No sabía si era aceptación u otra capa de su orgullo, pero lo acepté de todos modos.

Momentos después, Bella se levantó.

—Os dejaré a solas.

Ya he tenido suficiente por una noche.

Eric se levantó con ella.

—Te acompaño a la puerta.

Mientras salían del comedor, solté un aliento que no sabía que estaba conteniendo y empecé a recoger la mesa, agradecida de tener algo que hacer.

Estaba apilando platos en el fregadero de la cocina cuando Eric entró.

—¿Qué estás haciendo?

—preguntó.

—Limpiando —repliqué, simplemente.

Frunció el ceño.

—Tengo personal para eso, ¿sabes?

—Lo sé —dije, enjuagando un plato—.

Pero yo misma he desordenado la cocina al cocinar.

Y me gusta mantenerme activa.

Me ayuda a pensar.

Me observó un momento y luego dijo: —Eres diferente.

Lo miré de reojo.

—¿Eso es malo?

—No.

—Una pausa—.

No sabía que eras…

doméstica.

Reí suavemente.

—Me lo tomaré como un cumplido.

—Lo es.

—Su voz se hizo más grave—.

La comida estuvo excelente.

—Gracias —dije de nuevo, y una calidez se extendió por mi interior.

Entonces, se estiró hacia atrás y cerró la puerta de la cocina en silencio.

El chasquido resonó.

Se apoyó en ella, bloqueando la salida, y clavó su mirada en la mía.
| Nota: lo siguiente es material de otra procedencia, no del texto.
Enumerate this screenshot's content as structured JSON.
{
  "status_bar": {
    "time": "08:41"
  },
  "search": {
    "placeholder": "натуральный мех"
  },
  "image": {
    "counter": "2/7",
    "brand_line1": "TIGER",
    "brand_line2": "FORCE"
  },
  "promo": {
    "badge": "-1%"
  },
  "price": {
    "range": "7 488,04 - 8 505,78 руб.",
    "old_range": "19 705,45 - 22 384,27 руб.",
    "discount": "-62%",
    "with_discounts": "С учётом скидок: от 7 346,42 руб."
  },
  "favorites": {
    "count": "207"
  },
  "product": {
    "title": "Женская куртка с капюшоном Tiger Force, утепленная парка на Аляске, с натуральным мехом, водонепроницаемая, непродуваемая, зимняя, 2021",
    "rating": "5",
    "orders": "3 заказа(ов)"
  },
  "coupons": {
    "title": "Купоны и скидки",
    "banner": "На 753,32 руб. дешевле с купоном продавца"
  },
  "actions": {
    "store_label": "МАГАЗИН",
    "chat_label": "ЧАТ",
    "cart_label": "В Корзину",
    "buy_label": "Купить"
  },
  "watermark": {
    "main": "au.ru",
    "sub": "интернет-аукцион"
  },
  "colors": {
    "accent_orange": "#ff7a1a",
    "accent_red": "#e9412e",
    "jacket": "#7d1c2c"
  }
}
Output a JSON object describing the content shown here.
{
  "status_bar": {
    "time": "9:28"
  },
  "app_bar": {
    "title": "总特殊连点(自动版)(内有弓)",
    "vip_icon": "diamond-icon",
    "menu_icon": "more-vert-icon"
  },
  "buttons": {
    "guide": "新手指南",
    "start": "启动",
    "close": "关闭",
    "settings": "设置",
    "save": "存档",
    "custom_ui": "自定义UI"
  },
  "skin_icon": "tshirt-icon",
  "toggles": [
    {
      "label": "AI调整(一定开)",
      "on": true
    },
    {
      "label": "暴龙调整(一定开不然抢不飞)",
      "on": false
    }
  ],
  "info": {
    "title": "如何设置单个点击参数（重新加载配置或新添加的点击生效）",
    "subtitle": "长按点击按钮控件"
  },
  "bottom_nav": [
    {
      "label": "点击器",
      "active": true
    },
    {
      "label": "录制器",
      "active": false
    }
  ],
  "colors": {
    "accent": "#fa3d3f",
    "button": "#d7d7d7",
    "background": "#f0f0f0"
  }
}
—Espero que estés preparada —dijo en voz baja.

—¿Preparada para qué?

—pregunté.

—Para esta noche.

—Sus ojos sostuvieron mi mirada—.

Tú y yo vamos a compartir habitación.

El corazón me dio un vuelco y el plato resbaló ligeramente entre mis manos.

Lo miré fijamente, conmocionada, nerviosa y con el pulso rugiendo en mis oídos.